PURWOREJO, Warta Nahdliyin – Pengurus Cabang Nahdlatul Ulama (PCNU) Kabupaten Purworejo bergerak cepat untuk mengonsolidasikan organisasi. Melalui Rapat Koordinasi (Rakor) Gabungan Harian Syuriah dan Tanfidziyah yang digelar di Dalem Rais Syuriah KH. Dawud Masykuri, Kompleks Pondok Pesantren Ma’unah Plaosan, Purworejo, Jumat (10/7/2026), PCNU secara resmi menetapkan arah kebijakan organisasi untuk periode 2026-2027.

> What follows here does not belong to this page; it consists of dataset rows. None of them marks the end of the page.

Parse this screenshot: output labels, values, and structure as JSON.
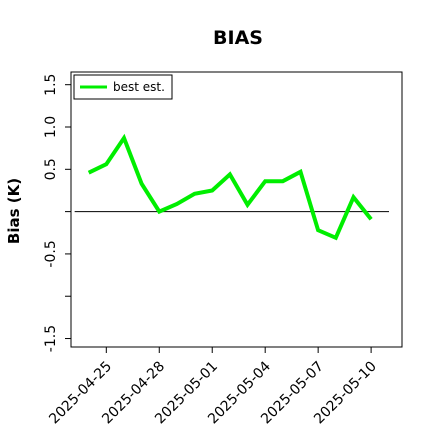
{
  "chart_data": {
    "type": "line",
    "title": "BIAS",
    "xlabel": "",
    "ylabel": "Bias (K)",
    "ylim": [
      -1.6,
      1.65
    ],
    "yticks": [
      -1.5,
      -1.0,
      -0.5,
      0.0,
      0.5,
      1.0,
      1.5
    ],
    "ytick_labels": [
      "-1.5",
      "",
      "-0.5",
      "",
      "0.5",
      "1.0",
      "1.5"
    ],
    "x_dates": [
      "2025-04-24",
      "2025-04-24T12",
      "2025-04-25",
      "2025-04-25T12",
      "2025-04-26",
      "2025-04-26T12",
      "2025-04-27",
      "2025-04-27T12",
      "2025-04-28",
      "2025-04-28T12",
      "2025-04-29",
      "2025-04-29T12",
      "2025-04-30",
      "2025-04-30T12",
      "2025-05-01",
      "2025-05-01T12",
      "2025-05-02",
      "2025-05-02T12",
      "2025-05-03",
      "2025-05-03T12",
      "2025-05-04",
      "2025-05-04T12",
      "2025-05-05",
      "2025-05-05T12",
      "2025-05-06",
      "2025-05-06T12",
      "2025-05-07",
      "2025-05-07T12",
      "2025-05-08",
      "2025-05-08T12",
      "2025-05-09",
      "2025-05-09T12",
      "2025-05-10"
    ],
    "xlim": [
      "2025-04-23",
      "2025-05-11T18"
    ],
    "xticks": [
      "2025-04-25",
      "2025-04-28",
      "2025-05-01",
      "2025-05-04",
      "2025-05-07",
      "2025-05-10"
    ],
    "series": [
      {
        "name": "best est.",
        "color": "#00ee00",
        "x": [
          "2025-04-24",
          "2025-04-25",
          "2025-04-26",
          "2025-04-27",
          "2025-04-28",
          "2025-04-29",
          "2025-04-30",
          "2025-05-01",
          "2025-05-02",
          "2025-05-03",
          "2025-05-04",
          "2025-05-05",
          "2025-05-06",
          "2025-05-07",
          "2025-05-08",
          "2025-05-09",
          "2025-05-10"
        ],
        "values": [
          0.46,
          0.56,
          0.87,
          0.33,
          0.0,
          0.09,
          0.21,
          0.25,
          0.44,
          0.08,
          0.36,
          0.36,
          0.47,
          -0.22,
          -0.31,
          0.17,
          -0.09
        ]
      }
    ],
    "reference_line": {
      "y": 0.0,
      "color": "#000000"
    },
    "legend": {
      "position": "top-left"
    },
    "grid": false
  }
}
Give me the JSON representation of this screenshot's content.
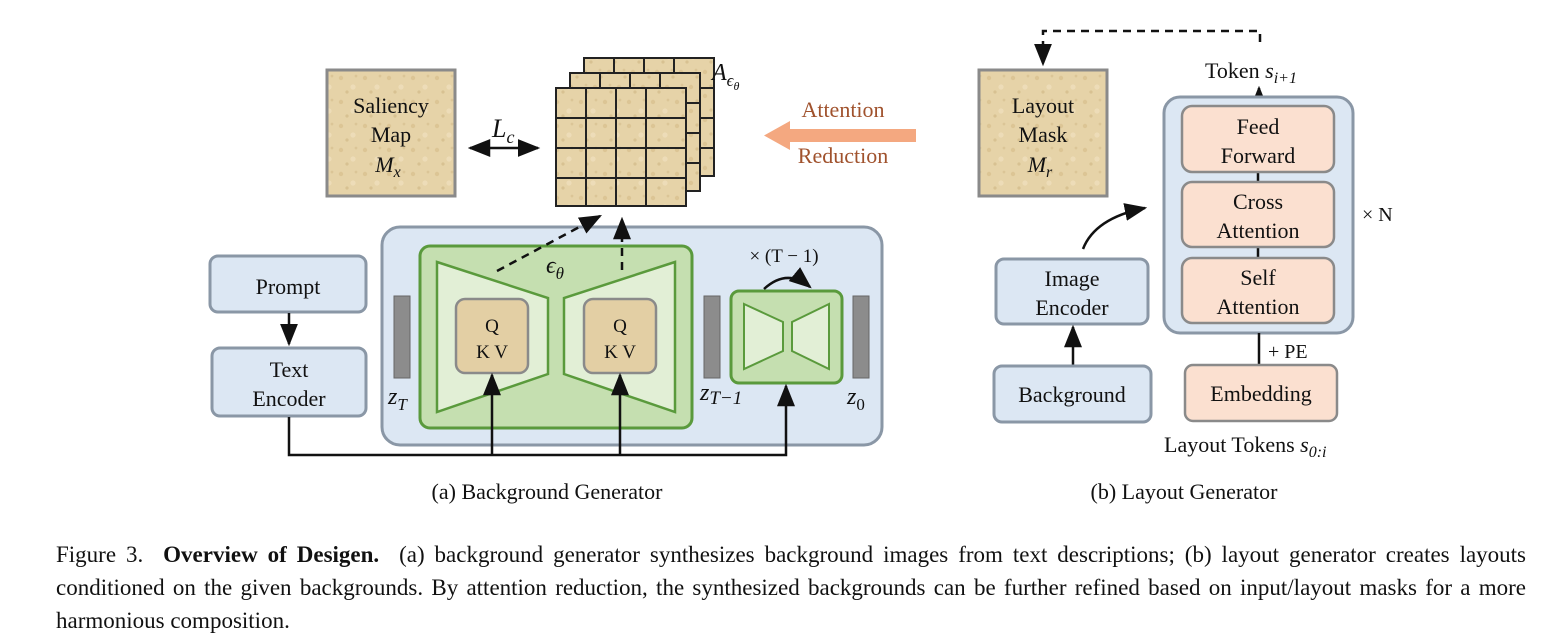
{
  "panel_a": {
    "saliency": {
      "line1": "Saliency",
      "line2": "Map",
      "symbol": "M",
      "sub": "x"
    },
    "loss_label": {
      "symbol": "L",
      "sub": "c"
    },
    "attn_maps_label": {
      "symbol": "A",
      "sub": "ϵ",
      "subsub": "θ"
    },
    "attention_reduction": {
      "line1": "Attention",
      "line2": "Reduction",
      "color": "#a0522d",
      "arrow_color": "#f4a880"
    },
    "prompt": "Prompt",
    "text_encoder": {
      "line1": "Text",
      "line2": "Encoder"
    },
    "unet_label": {
      "symbol": "ϵ",
      "sub": "θ"
    },
    "qkv_line1": "Q",
    "qkv_line2": "K V",
    "loop_label": "× (T − 1)",
    "z_T": {
      "symbol": "z",
      "sub": "T"
    },
    "z_T1": {
      "symbol": "z",
      "sub": "T−1"
    },
    "z_0": {
      "symbol": "z",
      "sub": "0"
    },
    "caption": "(a) Background Generator"
  },
  "panel_b": {
    "layout_mask": {
      "line1": "Layout",
      "line2": "Mask",
      "symbol": "M",
      "sub": "r"
    },
    "token_out": {
      "text": "Token ",
      "symbol": "s",
      "sub": "i+1"
    },
    "feed_forward": {
      "line1": "Feed",
      "line2": "Forward"
    },
    "cross_attention": {
      "line1": "Cross",
      "line2": "Attention"
    },
    "self_attention": {
      "line1": "Self",
      "line2": "Attention"
    },
    "repeat": "× N",
    "pe": "+ PE",
    "embedding": "Embedding",
    "image_encoder": {
      "line1": "Image",
      "line2": "Encoder"
    },
    "background": "Background",
    "layout_tokens": {
      "text": "Layout Tokens ",
      "symbol": "s",
      "sub": "0:i"
    },
    "caption": "(b) Layout Generator"
  },
  "figure_caption": {
    "label": "Figure 3.",
    "bold": "Overview of Desigen.",
    "text": "(a) background generator synthesizes background images from text descriptions; (b) layout generator creates layouts conditioned on the given backgrounds. By attention reduction, the synthesized backgrounds can be further refined based on input/layout masks for a more harmonious composition."
  },
  "colors": {
    "blue_box": "#dce7f3",
    "blue_border": "#8a97a6",
    "green_fill": "#c5dfb0",
    "green_border": "#5a9a3c",
    "beige": "#e3cfa4",
    "peach": "#fbe0d0"
  }
}
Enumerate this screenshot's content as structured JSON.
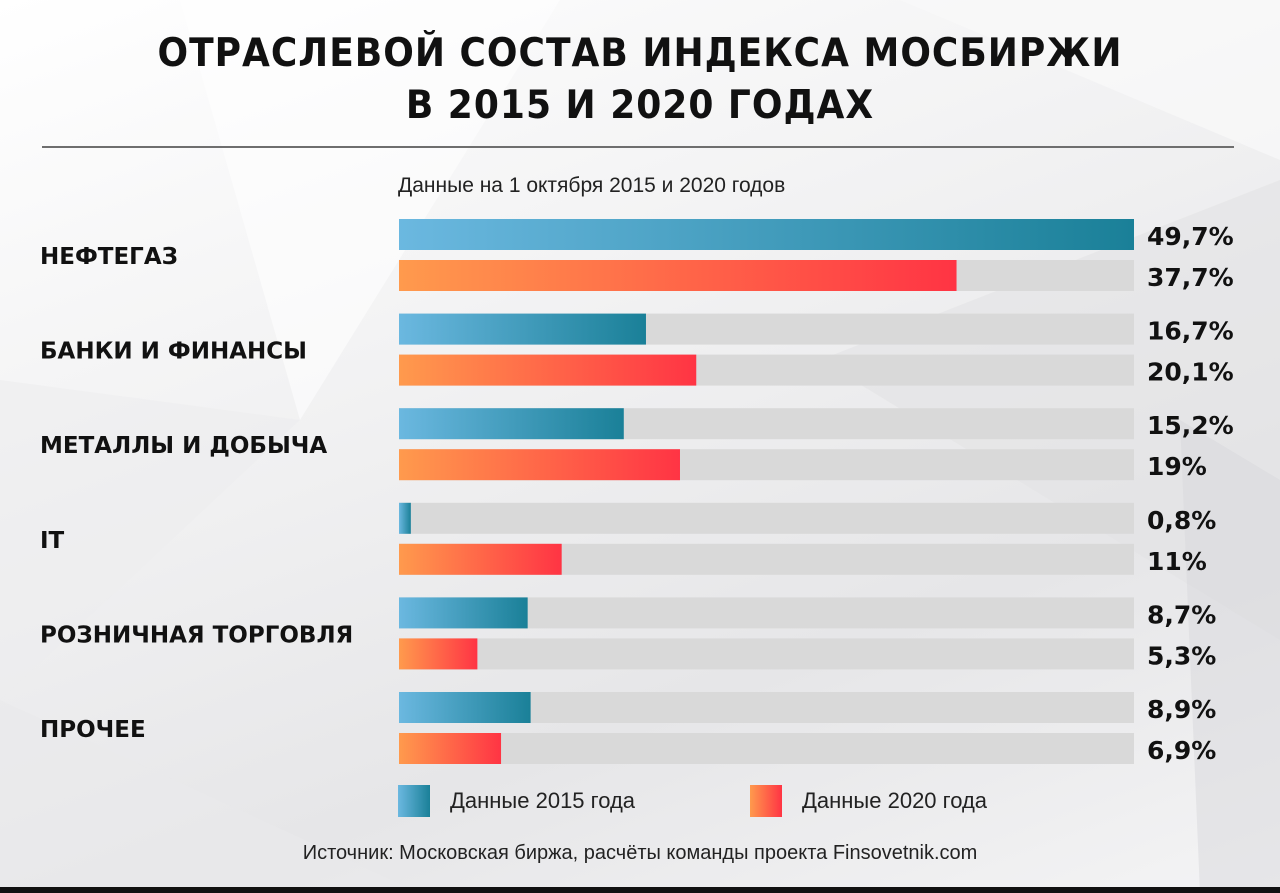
{
  "title_line1": "ОТРАСЛЕВОЙ СОСТАВ ИНДЕКСА МОСБИРЖИ",
  "title_line2": "В 2015 И 2020 ГОДАХ",
  "subtitle": "Данные на 1 октября 2015 и 2020 годов",
  "source": "Источник: Московская биржа, расчёты команды проекта Finsovetnik.com",
  "colors": {
    "series_2015_light": "#6bb8e0",
    "series_2015_dark": "#1a8098",
    "series_2020_light": "#ff9a4d",
    "series_2020_dark": "#ff3444",
    "track": "#d9d9d9"
  },
  "chart_data": {
    "type": "bar",
    "orientation": "horizontal",
    "title": "ОТРАСЛЕВОЙ СОСТАВ ИНДЕКСА МОСБИРЖИ В 2015 И 2020 ГОДАХ",
    "subtitle": "Данные на 1 октября 2015 и 2020 годов",
    "categories": [
      "НЕФТЕГАЗ",
      "БАНКИ И ФИНАНСЫ",
      "МЕТАЛЛЫ И ДОБЫЧА",
      "IT",
      "РОЗНИЧНАЯ ТОРГОВЛЯ",
      "ПРОЧЕЕ"
    ],
    "series": [
      {
        "name": "Данные 2015 года",
        "values": [
          49.7,
          16.7,
          15.2,
          0.8,
          8.7,
          8.9
        ],
        "labels": [
          "49,7%",
          "16,7%",
          "15,2%",
          "0,8%",
          "8,7%",
          "8,9%"
        ]
      },
      {
        "name": "Данные 2020 года",
        "values": [
          37.7,
          20.1,
          19,
          11,
          5.3,
          6.9
        ],
        "labels": [
          "37,7%",
          "20,1%",
          "19%",
          "11%",
          "5,3%",
          "6,9%"
        ]
      }
    ],
    "xlim": [
      0,
      49.7
    ],
    "grid": false,
    "legend": "bottom"
  }
}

Rapat yang berlangsung khidmat tersebut dihadiri oleh jajaran Harian Syuriah dan Harian Tanfidziyah PCNU Purworejo. Forum ini menjadi wadah strategis untuk merumuskan langkah-langkah taktis dalam mewujudkan program kerja yang memberikan manfaat nyata bagi kemaslahatan umat.

Ketua Tanfidziyah PCNU Purworejo, KH. Muhammad Haekal, S.Pd.I., menegaskan bahwa seluruh jajaran pengurus berkomitmen untuk mempercepat pelaksanaan program kerja. Menurutnya, fokus utama PCNU Purworejo dalam satu tahun ke depan adalah mengeksekusi program-program prioritas secara terukur dan berkelanjutan.
“Selain melanjutkan program yang telah berjalan, seperti Bahtsul Masail oleh LBM, Bukhoren oleh LDNU, dan Ngaji Budaya oleh Lesbumi, kami akan memfokuskan perhatian pada pelaksanaan program prioritas periode 2026–2027. Ini merupakan momentum akselerasi bagi PCNU Purworejo untuk menuntaskan berbagai rintisan strategis yang telah direncanakan,” ujar KH. Muhammad Haekal dalam arahannya.
Dalam rakor tersebut, disepakati lima klaster program prioritas yang akan menjadi fokus PCNU Purworejo selama satu tahun ke depan, yaitu:
- Pendidikan Unggulan, melalui perintisan madrasah atau sekolah unggulan NU yang adaptif terhadap perkembangan zaman, tanpa meninggalkan nilai-nilai Ahlussunnah wal Jamaah.
- Kesehatan Umat, melalui inisiasi pendirian Klinik NU sebagai layanan kesehatan masyarakat di tingkat cabang.
- Kemandirian Ekonomi, melalui penguatan sektor ekonomi jam’iyah guna mewujudkan kemandirian organisasi secara finansial.
- Optimalisasi ZIS, melalui peningkatan tata kelola, penghimpunan, dan pendistribusian (pentasharufan) dana zakat, infak, dan sedekah melalui jaringan Lazisnu Purworejo.
- Inventarisasi dan Penyelamatan Aset, melalui optimalisasi tata kelola tanah wakaf dan aset-aset NU di seluruh Kabupaten Purworejo.
Sementara itu, Rais Syuriah PCNU Purworejo, KH. Dawud Masykuri, memberikan restu sekaligus wejangan agar seluruh pengurus senantiasa menjaga soliditas, kekompakan, dan keikhlasan dalam berkhidmat kepada organisasi serta umat.
Selaku Pengasuh Pondok Pesantren Ma’unah Plaosan, beliau juga menyambut baik sinergi yang terus terjalin antara kepemimpinan struktural Tanfidziyah dan bimbingan keulamaan Syuriah. Menurutnya, kolaborasi yang harmonis tersebut menjadi modal utama dalam mewujudkan kemaslahatan warga Nahdlatul Ulama di Kabupaten Purworejo.